La loi n° 87-43 face à une question qu’elle n’a pas prévue
Un texte peut rester en vigueur et ne rien dire du problème que vous avez sous les yeux. La loi n° 87-43 confie le jeu d’argent sénégalais à un titulaire unique, elle en dessine le périmètre, et rien dans sa rédaction n’imaginait une plateforme hébergée à l’autre bout du monde puis ouverte depuis un téléphone à Dakar. Avant d’ouvrir le moindre compte, il vaut la peine de séparer ce que ce texte règle de ce qu’il laisse hors de son champ.
Un texte écrit pour des guichets, pas pour des serveurs
En 1987, un jeu d’argent avait une adresse. Un point de vente, un carnet de tickets, un tirage à heure fixe, un règlement qui passait de main en main. Le législateur a décrit ce monde-là : qui peut organiser, sous quel contrôle, avec quelles ressources et au profit de quoi. Le numéro du texte porte son millésime, et cette date explique presque tout de sa forme.
Rien là-dedans n’est absurde aujourd’hui. Simplement, un texte répond aux questions qu’on lui a posées, et personne ne lui a posé celle d’un serveur installé ailleurs. Désigner un titulaire organise une offre ; cela ne décrit pas un réseau où l’offre arrive sans demander l’autorisation de quiconque. L’écart entre les deux n’est pas un défaut de rédaction, ce sont près de quarante ans.
Ce que le monopole organise, et qui n’est pas rien
Un monopole est d’abord une règle positive : il dit qui peut. La loterie nationale occupe cette position, et ce statut emporte des conséquences très concrètes. Une comptabilité publique, une tutelle, une adresse physique, un nom d’établissement, et surtout quelqu’un à qui écrire le jour où un gain annoncé ne tombe pas.
C’est la raison pour laquelle la LONASE est présentée ici sur sa propre page plutôt qu’alignée dans un classement commercial. Un établissement public et une société de droit privé ne répondent pas des mêmes obligations, et les poser sur la même ligne, avec la même colonne de notes, laisserait croire qu’ils se comparent.
La question que 1987 n’a pas eu à trancher
Prenez maintenant un site immatriculé ailleurs, dont les serveurs sont ailleurs encore, et dont les statuts ont été déposés dans une juridiction que vous ne visiterez jamais. Il s’ouvre pourtant depuis Dakar. Le texte de 1987 l’interdit-il, l’autorise-t-il, l’ignore-t-il ? Nous n’avons lu aucun passage qui tranche cette question, et nous n’écrirons pas à sa place.
Ce silence ne change pas grand-chose à ce qui est techniquement possible : le versement part, la partie se lance. Il change en revanche la réponse à une autre question, celle de l’interlocuteur. Là où aucune autorité nationale n’est nommée pour cette relation, il ne reste que le service client de l’enseigne, et votre position dépend alors des traces que vous avez gardées : captures d’écran, références de transfert, dates, échanges écrits.
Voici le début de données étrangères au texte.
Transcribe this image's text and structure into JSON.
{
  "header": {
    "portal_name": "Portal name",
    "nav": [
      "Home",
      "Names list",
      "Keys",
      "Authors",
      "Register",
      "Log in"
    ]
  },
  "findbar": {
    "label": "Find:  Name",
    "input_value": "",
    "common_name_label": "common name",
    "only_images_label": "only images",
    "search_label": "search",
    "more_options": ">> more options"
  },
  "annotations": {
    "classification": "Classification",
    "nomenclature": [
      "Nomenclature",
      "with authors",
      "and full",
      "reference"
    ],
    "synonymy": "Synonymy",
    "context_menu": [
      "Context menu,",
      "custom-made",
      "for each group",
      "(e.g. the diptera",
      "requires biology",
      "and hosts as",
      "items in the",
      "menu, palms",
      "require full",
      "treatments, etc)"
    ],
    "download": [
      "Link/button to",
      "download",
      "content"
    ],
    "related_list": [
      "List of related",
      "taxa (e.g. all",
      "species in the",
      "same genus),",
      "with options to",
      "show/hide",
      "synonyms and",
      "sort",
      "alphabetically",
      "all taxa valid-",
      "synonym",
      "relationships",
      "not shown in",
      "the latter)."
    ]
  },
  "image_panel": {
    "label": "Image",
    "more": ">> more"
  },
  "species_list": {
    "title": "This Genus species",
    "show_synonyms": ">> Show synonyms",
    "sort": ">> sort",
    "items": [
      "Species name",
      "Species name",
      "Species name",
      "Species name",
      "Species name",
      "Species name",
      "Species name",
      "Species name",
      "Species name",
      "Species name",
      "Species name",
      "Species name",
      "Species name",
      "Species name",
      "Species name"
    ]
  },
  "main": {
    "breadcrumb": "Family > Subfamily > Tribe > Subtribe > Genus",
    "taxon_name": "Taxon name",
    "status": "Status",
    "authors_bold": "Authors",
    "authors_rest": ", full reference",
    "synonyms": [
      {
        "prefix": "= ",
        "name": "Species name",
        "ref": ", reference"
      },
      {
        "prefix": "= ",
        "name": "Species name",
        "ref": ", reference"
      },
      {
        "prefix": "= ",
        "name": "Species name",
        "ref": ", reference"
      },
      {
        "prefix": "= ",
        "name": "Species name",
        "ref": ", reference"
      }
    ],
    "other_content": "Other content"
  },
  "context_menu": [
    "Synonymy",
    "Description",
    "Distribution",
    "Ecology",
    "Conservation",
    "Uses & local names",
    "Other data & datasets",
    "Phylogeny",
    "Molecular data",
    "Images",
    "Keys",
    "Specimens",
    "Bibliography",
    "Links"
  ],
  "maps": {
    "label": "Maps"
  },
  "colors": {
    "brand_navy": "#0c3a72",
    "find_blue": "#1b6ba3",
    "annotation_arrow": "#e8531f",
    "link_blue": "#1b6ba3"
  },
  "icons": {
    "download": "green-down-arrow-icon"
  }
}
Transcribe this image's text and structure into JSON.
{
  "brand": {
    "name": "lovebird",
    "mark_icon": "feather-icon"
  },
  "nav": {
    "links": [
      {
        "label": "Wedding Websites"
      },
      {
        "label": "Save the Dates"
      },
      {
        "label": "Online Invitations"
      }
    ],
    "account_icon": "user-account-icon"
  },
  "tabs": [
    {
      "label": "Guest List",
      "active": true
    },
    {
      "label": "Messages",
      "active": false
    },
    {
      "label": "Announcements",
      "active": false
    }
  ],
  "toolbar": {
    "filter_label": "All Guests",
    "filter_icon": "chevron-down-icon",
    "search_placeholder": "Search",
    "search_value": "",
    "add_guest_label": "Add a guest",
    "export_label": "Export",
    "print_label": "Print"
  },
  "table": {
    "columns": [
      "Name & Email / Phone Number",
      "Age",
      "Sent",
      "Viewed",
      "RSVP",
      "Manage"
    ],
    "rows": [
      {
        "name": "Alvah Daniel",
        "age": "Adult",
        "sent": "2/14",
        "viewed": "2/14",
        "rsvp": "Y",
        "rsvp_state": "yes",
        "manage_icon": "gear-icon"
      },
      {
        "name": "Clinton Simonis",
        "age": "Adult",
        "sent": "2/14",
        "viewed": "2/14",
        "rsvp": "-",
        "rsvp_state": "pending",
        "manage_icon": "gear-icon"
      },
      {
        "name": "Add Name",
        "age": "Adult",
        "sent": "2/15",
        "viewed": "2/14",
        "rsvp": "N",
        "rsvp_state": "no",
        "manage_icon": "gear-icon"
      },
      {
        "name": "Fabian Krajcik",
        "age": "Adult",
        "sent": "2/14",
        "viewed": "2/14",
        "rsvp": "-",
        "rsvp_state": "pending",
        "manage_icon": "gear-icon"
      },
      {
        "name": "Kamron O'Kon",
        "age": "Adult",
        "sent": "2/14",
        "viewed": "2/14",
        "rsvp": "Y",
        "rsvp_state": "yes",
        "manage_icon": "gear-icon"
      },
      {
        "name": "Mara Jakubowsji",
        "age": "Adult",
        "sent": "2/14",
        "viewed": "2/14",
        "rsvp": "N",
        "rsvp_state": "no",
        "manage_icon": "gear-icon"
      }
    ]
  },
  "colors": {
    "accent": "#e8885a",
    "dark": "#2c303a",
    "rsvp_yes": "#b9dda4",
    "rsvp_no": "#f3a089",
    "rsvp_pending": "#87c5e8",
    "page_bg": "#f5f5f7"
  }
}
Le Mali montre la même mécanique avec un texte plus récent
Le voisin malien a confié la même position au PMU-Mali par la loi n° 03-025 du 21 juillet 2003. Seize ans plus jeune que le texte sénégalais, et déjà écrit avant que parier depuis un téléphone ne devienne ordinaire. Deux pays, deux monopoles, le même angle mort au même endroit.
Cette répétition est instructive : la difficulté n’est ni une particularité sénégalaise ni une négligence de plume. Nommer un titulaire est un exercice ; décrire ce qui se passe hors de son périmètre en est un autre, qui réclame un texte neuf. La Côte d’Ivoire en a écrit un, la loi n° 2020-480, qui installe l’ARJH et fixe l’âge à dix-huit ans révolus à son article 21. Le Sénégal n’a pas cet équivalent, et le lui prêter serait une invention.
Ce que ce site fait de ce vide
Notre tableau ne pose qu’une question et attend un oui ou un non : la plateforme figure-t-elle parmi celles que la loterie nationale admet. Ni le catalogue, ni l’application mobile, ni la promesse affichée à l’inscription ne passent avant. La liste admise est courte pour cette raison, et notre règle précise ce qui compte ici comme lecture.
Les cases que nous n’avons pas pu remplir restent visibles telles quelles. Aucune offre de bienvenue de cette zone n’a été relevée là où l’enseigne la publie, donc aucun montant n’apparaît nulle part sur ce site. Et une case vide dit seulement que personne ici n’a vu le document : ni un reproche adressé à l’enseigne, ni la preuve que le papier n’existe pas.